Central Florida v Temple Photo by Mitchell Leff/Getty Images

Total disaster.

That’s the first thought that comes to mind when analyzing the UCF Knights’ 34-31 loss at Tulsa Friday night. It was a winnable game against a 2-7 team slipped through UCF’s hands through penalties, injuries, and un-UCF-like football.

Here’s your semi-instant reax:



Four Five Downs

Penalties. 15 of them for 120 yards. This was one of the least-disciplined games we’ve seen UCF play in a long time. Five of those penalties gave Tulsa first downs, several times at really inopportune moments, including the last one: a 12 men on the field penalty on a 4th & 1 stop that would have given the Knights back the ball with about a minute to go.
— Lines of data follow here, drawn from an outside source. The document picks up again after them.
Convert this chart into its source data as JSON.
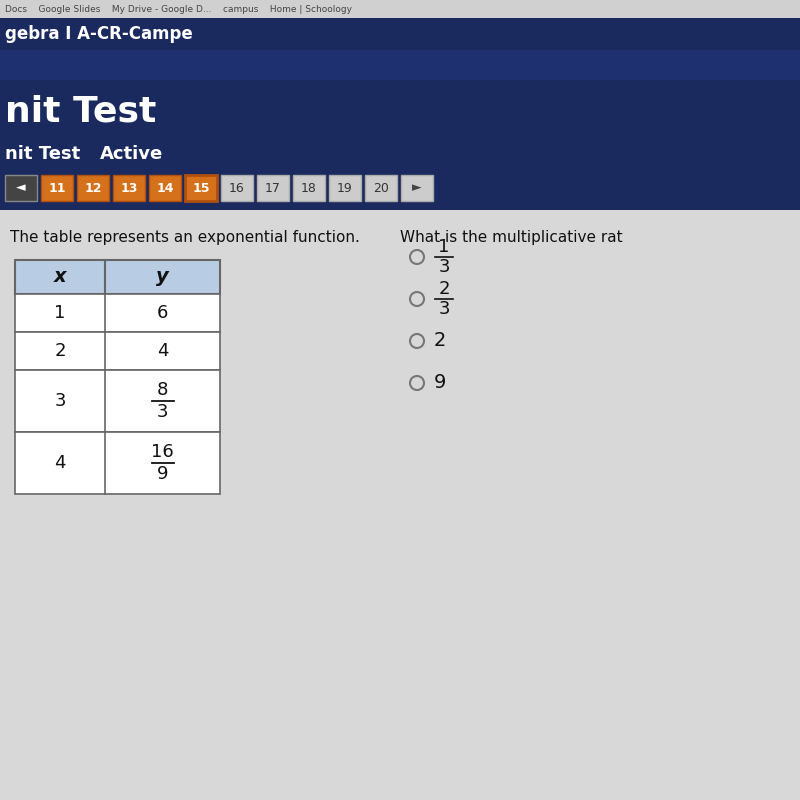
{
  "bg_browser_bar": "#d4d4d4",
  "bg_dark_navy": "#1a2a5e",
  "bg_medium_navy": "#1e3575",
  "bg_page_dark": "#1a2a5e",
  "bg_content": "#d8d8d8",
  "title_text": "nit Test",
  "subtitle_text": "nit Test",
  "active_text": "Active",
  "nav_numbers": [
    "11",
    "12",
    "13",
    "14",
    "15",
    "16",
    "17",
    "18",
    "19",
    "20"
  ],
  "active_num": "15",
  "highlighted_nums": [
    "11",
    "12",
    "13",
    "14"
  ],
  "question_text": "The table represents an exponential function.",
  "right_question_text": "What is the multiplicative rat",
  "table_x_values": [
    "1",
    "2",
    "3",
    "4"
  ],
  "table_y_numerators": [
    "6",
    "4",
    "8",
    "16"
  ],
  "table_y_denominators": [
    "",
    "",
    "3",
    "9"
  ],
  "answer_options": [
    {
      "numerator": "1",
      "denominator": "3"
    },
    {
      "numerator": "2",
      "denominator": "3"
    },
    {
      "numerator": "2",
      "denominator": ""
    },
    {
      "numerator": "9",
      "denominator": ""
    }
  ],
  "table_header_bg": "#b8cce4",
  "table_border_color": "#666666",
  "nav_color_highlighted": "#d4711a",
  "nav_color_active": "#d4711a",
  "nav_color_normal": "#cccccc",
  "nav_border_normal": "#aaaaaa",
  "top_bar_text": "gebra I A-CR-Campe",
  "browser_bar_text": "Docs    Google Slides    My Drive - Google D...    campus    Home | Schoology"
}
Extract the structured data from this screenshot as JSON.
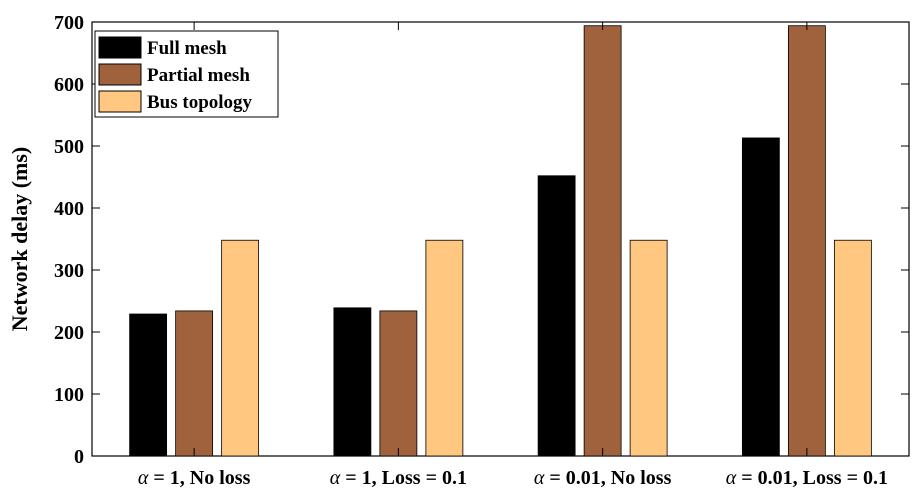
{
  "chart_data": {
    "type": "bar",
    "title": "",
    "xlabel": "",
    "ylabel": "Network delay (ms)",
    "ylim": [
      0,
      700
    ],
    "yticks": [
      0,
      100,
      200,
      300,
      400,
      500,
      600,
      700
    ],
    "grid": false,
    "legend_position": "top-left",
    "categories": [
      "α = 1, No loss",
      "α = 1, Loss = 0.1",
      "α = 0.01, No loss",
      "α = 0.01, Loss = 0.1"
    ],
    "series": [
      {
        "name": "Full mesh",
        "color": "#000000",
        "values": [
          229,
          239,
          452,
          513
        ]
      },
      {
        "name": "Partial mesh",
        "color": "#a0623c",
        "values": [
          234,
          234,
          694,
          694
        ]
      },
      {
        "name": "Bus topology",
        "color": "#ffc77f",
        "values": [
          348,
          348,
          348,
          348
        ]
      }
    ]
  }
}
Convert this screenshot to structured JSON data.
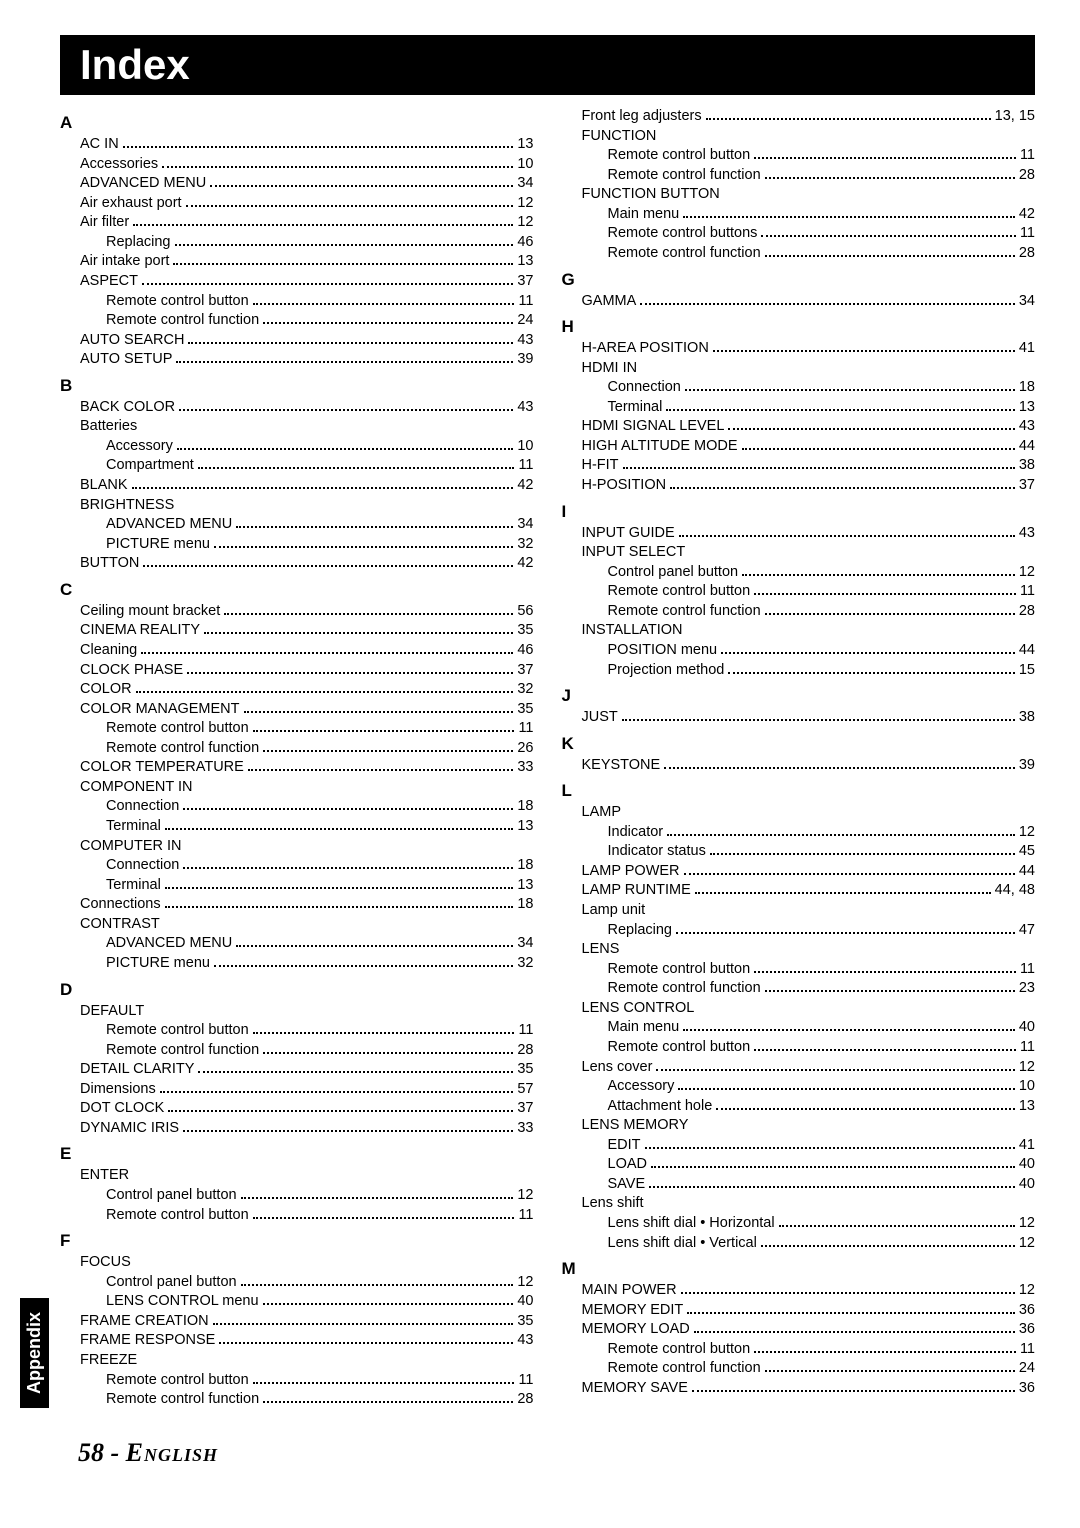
{
  "title": "Index",
  "side_tab": "Appendix",
  "footer_page": "58",
  "footer_lang": "English",
  "columns": [
    {
      "sections": [
        {
          "letter": "A",
          "entries": [
            {
              "lvl": 1,
              "label": "AC IN",
              "page": "13"
            },
            {
              "lvl": 1,
              "label": "Accessories",
              "page": "10"
            },
            {
              "lvl": 1,
              "label": "ADVANCED MENU",
              "page": "34"
            },
            {
              "lvl": 1,
              "label": "Air exhaust port",
              "page": "12"
            },
            {
              "lvl": 1,
              "label": "Air filter",
              "page": "12"
            },
            {
              "lvl": 2,
              "label": "Replacing",
              "page": "46"
            },
            {
              "lvl": 1,
              "label": "Air intake port",
              "page": "13"
            },
            {
              "lvl": 1,
              "label": "ASPECT",
              "page": "37"
            },
            {
              "lvl": 2,
              "label": "Remote control button",
              "page": "11"
            },
            {
              "lvl": 2,
              "label": "Remote control function",
              "page": "24"
            },
            {
              "lvl": 1,
              "label": "AUTO SEARCH",
              "page": "43"
            },
            {
              "lvl": 1,
              "label": "AUTO SETUP",
              "page": "39"
            }
          ]
        },
        {
          "letter": "B",
          "entries": [
            {
              "lvl": 1,
              "label": "BACK COLOR",
              "page": "43"
            },
            {
              "lvl": 1,
              "label": "Batteries",
              "page": ""
            },
            {
              "lvl": 2,
              "label": "Accessory",
              "page": "10"
            },
            {
              "lvl": 2,
              "label": "Compartment",
              "page": "11"
            },
            {
              "lvl": 1,
              "label": "BLANK",
              "page": "42"
            },
            {
              "lvl": 1,
              "label": "BRIGHTNESS",
              "page": ""
            },
            {
              "lvl": 2,
              "label": "ADVANCED MENU",
              "page": "34"
            },
            {
              "lvl": 2,
              "label": "PICTURE menu",
              "page": "32"
            },
            {
              "lvl": 1,
              "label": "BUTTON",
              "page": "42"
            }
          ]
        },
        {
          "letter": "C",
          "entries": [
            {
              "lvl": 1,
              "label": "Ceiling mount bracket",
              "page": "56"
            },
            {
              "lvl": 1,
              "label": "CINEMA REALITY",
              "page": "35"
            },
            {
              "lvl": 1,
              "label": "Cleaning",
              "page": "46"
            },
            {
              "lvl": 1,
              "label": "CLOCK PHASE",
              "page": "37"
            },
            {
              "lvl": 1,
              "label": "COLOR",
              "page": "32"
            },
            {
              "lvl": 1,
              "label": "COLOR MANAGEMENT",
              "page": "35"
            },
            {
              "lvl": 2,
              "label": "Remote control button",
              "page": "11"
            },
            {
              "lvl": 2,
              "label": "Remote control function",
              "page": "26"
            },
            {
              "lvl": 1,
              "label": "COLOR TEMPERATURE",
              "page": "33"
            },
            {
              "lvl": 1,
              "label": "COMPONENT IN",
              "page": ""
            },
            {
              "lvl": 2,
              "label": "Connection",
              "page": "18"
            },
            {
              "lvl": 2,
              "label": "Terminal",
              "page": "13"
            },
            {
              "lvl": 1,
              "label": "COMPUTER IN",
              "page": ""
            },
            {
              "lvl": 2,
              "label": "Connection",
              "page": "18"
            },
            {
              "lvl": 2,
              "label": "Terminal",
              "page": "13"
            },
            {
              "lvl": 1,
              "label": "Connections",
              "page": "18"
            },
            {
              "lvl": 1,
              "label": "CONTRAST",
              "page": ""
            },
            {
              "lvl": 2,
              "label": "ADVANCED MENU",
              "page": "34"
            },
            {
              "lvl": 2,
              "label": "PICTURE menu",
              "page": "32"
            }
          ]
        },
        {
          "letter": "D",
          "entries": [
            {
              "lvl": 1,
              "label": "DEFAULT",
              "page": ""
            },
            {
              "lvl": 2,
              "label": "Remote control button",
              "page": "11"
            },
            {
              "lvl": 2,
              "label": "Remote control function",
              "page": "28"
            },
            {
              "lvl": 1,
              "label": "DETAIL CLARITY",
              "page": "35"
            },
            {
              "lvl": 1,
              "label": "Dimensions",
              "page": "57"
            },
            {
              "lvl": 1,
              "label": "DOT CLOCK",
              "page": "37"
            },
            {
              "lvl": 1,
              "label": "DYNAMIC IRIS",
              "page": "33"
            }
          ]
        },
        {
          "letter": "E",
          "entries": [
            {
              "lvl": 1,
              "label": "ENTER",
              "page": ""
            },
            {
              "lvl": 2,
              "label": "Control panel button",
              "page": "12"
            },
            {
              "lvl": 2,
              "label": "Remote control button",
              "page": "11"
            }
          ]
        },
        {
          "letter": "F",
          "entries": [
            {
              "lvl": 1,
              "label": "FOCUS",
              "page": ""
            },
            {
              "lvl": 2,
              "label": "Control panel button",
              "page": "12"
            },
            {
              "lvl": 2,
              "label": "LENS CONTROL menu",
              "page": "40"
            },
            {
              "lvl": 1,
              "label": "FRAME CREATION",
              "page": "35"
            },
            {
              "lvl": 1,
              "label": "FRAME RESPONSE",
              "page": "43"
            },
            {
              "lvl": 1,
              "label": "FREEZE",
              "page": ""
            },
            {
              "lvl": 2,
              "label": "Remote control button",
              "page": "11"
            },
            {
              "lvl": 2,
              "label": "Remote control function",
              "page": "28"
            }
          ]
        }
      ]
    },
    {
      "sections": [
        {
          "letter": "",
          "entries": [
            {
              "lvl": 1,
              "label": "Front leg adjusters",
              "page": "13, 15"
            },
            {
              "lvl": 1,
              "label": "FUNCTION",
              "page": ""
            },
            {
              "lvl": 2,
              "label": "Remote control button",
              "page": "11"
            },
            {
              "lvl": 2,
              "label": "Remote control function",
              "page": "28"
            },
            {
              "lvl": 1,
              "label": "FUNCTION BUTTON",
              "page": ""
            },
            {
              "lvl": 2,
              "label": "Main menu",
              "page": "42"
            },
            {
              "lvl": 2,
              "label": "Remote control buttons",
              "page": "11"
            },
            {
              "lvl": 2,
              "label": "Remote control function",
              "page": "28"
            }
          ]
        },
        {
          "letter": "G",
          "entries": [
            {
              "lvl": 1,
              "label": "GAMMA",
              "page": "34"
            }
          ]
        },
        {
          "letter": "H",
          "entries": [
            {
              "lvl": 1,
              "label": "H-AREA POSITION",
              "page": "41"
            },
            {
              "lvl": 1,
              "label": "HDMI IN",
              "page": ""
            },
            {
              "lvl": 2,
              "label": "Connection",
              "page": "18"
            },
            {
              "lvl": 2,
              "label": "Terminal",
              "page": "13"
            },
            {
              "lvl": 1,
              "label": "HDMI SIGNAL LEVEL",
              "page": "43"
            },
            {
              "lvl": 1,
              "label": "HIGH ALTITUDE MODE",
              "page": "44"
            },
            {
              "lvl": 1,
              "label": "H-FIT",
              "page": "38"
            },
            {
              "lvl": 1,
              "label": "H-POSITION",
              "page": "37"
            }
          ]
        },
        {
          "letter": "I",
          "entries": [
            {
              "lvl": 1,
              "label": "INPUT GUIDE",
              "page": "43"
            },
            {
              "lvl": 1,
              "label": "INPUT SELECT",
              "page": ""
            },
            {
              "lvl": 2,
              "label": "Control panel button",
              "page": "12"
            },
            {
              "lvl": 2,
              "label": "Remote control button",
              "page": "11"
            },
            {
              "lvl": 2,
              "label": "Remote control function",
              "page": "28"
            },
            {
              "lvl": 1,
              "label": "INSTALLATION",
              "page": ""
            },
            {
              "lvl": 2,
              "label": "POSITION menu",
              "page": "44"
            },
            {
              "lvl": 2,
              "label": "Projection method",
              "page": "15"
            }
          ]
        },
        {
          "letter": "J",
          "entries": [
            {
              "lvl": 1,
              "label": "JUST",
              "page": "38"
            }
          ]
        },
        {
          "letter": "K",
          "entries": [
            {
              "lvl": 1,
              "label": "KEYSTONE",
              "page": "39"
            }
          ]
        },
        {
          "letter": "L",
          "entries": [
            {
              "lvl": 1,
              "label": "LAMP",
              "page": ""
            },
            {
              "lvl": 2,
              "label": "Indicator",
              "page": "12"
            },
            {
              "lvl": 2,
              "label": "Indicator status",
              "page": "45"
            },
            {
              "lvl": 1,
              "label": "LAMP POWER",
              "page": "44"
            },
            {
              "lvl": 1,
              "label": "LAMP RUNTIME",
              "page": "44, 48"
            },
            {
              "lvl": 1,
              "label": "Lamp unit",
              "page": ""
            },
            {
              "lvl": 2,
              "label": "Replacing",
              "page": "47"
            },
            {
              "lvl": 1,
              "label": "LENS",
              "page": ""
            },
            {
              "lvl": 2,
              "label": "Remote control button",
              "page": "11"
            },
            {
              "lvl": 2,
              "label": "Remote control function",
              "page": "23"
            },
            {
              "lvl": 1,
              "label": "LENS CONTROL",
              "page": ""
            },
            {
              "lvl": 2,
              "label": "Main menu",
              "page": "40"
            },
            {
              "lvl": 2,
              "label": "Remote control button",
              "page": "11"
            },
            {
              "lvl": 1,
              "label": "Lens cover",
              "page": "12"
            },
            {
              "lvl": 2,
              "label": "Accessory",
              "page": "10"
            },
            {
              "lvl": 2,
              "label": "Attachment hole",
              "page": "13"
            },
            {
              "lvl": 1,
              "label": "LENS MEMORY",
              "page": ""
            },
            {
              "lvl": 2,
              "label": "EDIT",
              "page": "41"
            },
            {
              "lvl": 2,
              "label": "LOAD",
              "page": "40"
            },
            {
              "lvl": 2,
              "label": "SAVE",
              "page": "40"
            },
            {
              "lvl": 1,
              "label": "Lens shift",
              "page": ""
            },
            {
              "lvl": 2,
              "label": "Lens shift dial • Horizontal",
              "page": "12"
            },
            {
              "lvl": 2,
              "label": "Lens shift dial • Vertical",
              "page": "12"
            }
          ]
        },
        {
          "letter": "M",
          "entries": [
            {
              "lvl": 1,
              "label": "MAIN POWER",
              "page": "12"
            },
            {
              "lvl": 1,
              "label": "MEMORY EDIT",
              "page": "36"
            },
            {
              "lvl": 1,
              "label": "MEMORY LOAD",
              "page": "36"
            },
            {
              "lvl": 2,
              "label": "Remote control button",
              "page": "11"
            },
            {
              "lvl": 2,
              "label": "Remote control function",
              "page": "24"
            },
            {
              "lvl": 1,
              "label": "MEMORY SAVE",
              "page": "36"
            }
          ]
        }
      ]
    }
  ]
}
3 points. That’s all UCF could muster in the second half after a 28-point first half where it seemed UCF was in control. Of UCF’s seven second-half possessions, four of them ended in turnovers.

UCFrustration. It boiled over in the second half on defense as Nate Evans got into an altercation with Kenny Turnier in the fourth quarter (we’re still looking for reliable video). Evans discussed it afterward:

HOW??!?!?! UCF out-gained Tulsa 457-353. They were 8/19 on third downs and held Tulsa to 3/15. They out-ruched Tulsa 167-139. They were even 4/4 in the Red Zone. And yet, they walk out of there with their third loss of the season.

House of Horrors. UCF is now 0-5 all-tme at Tulsa, including heartbreaking losses and even a conference championship game. It has become the Knights’ personal Waterloo.

Where do we go from here?

With two conference losses, UCF is now all but eliminated from the American East Division race. They’d need Cincinnati to lose three times in their last four, and that’s not likely.

UCF heads into the bye week, and will play next at Tulane on November 23rd before facing South Florida at home on Black Friday. Then it’s bowl time.

A ten-win season with a bowl win is still in play, so that’s good. The disappointment is acute, and fodder for some really over-the-top overreaction. Just look at Twitter if you don’t believe me.

We may very well look back at this year as a necessary evil in the development of a new post-Frost core group, especially with Josh Heupel, Dillon Gabriel, and others.

But for now, this hurts, because it removed any remote possibility of UCF achieving the larger goals they had for themselves at the start of the year. The Knights have two weeks to think about it, rally, and figure out how to channel this disappointment into a successful conclusion to a season that had so much promise.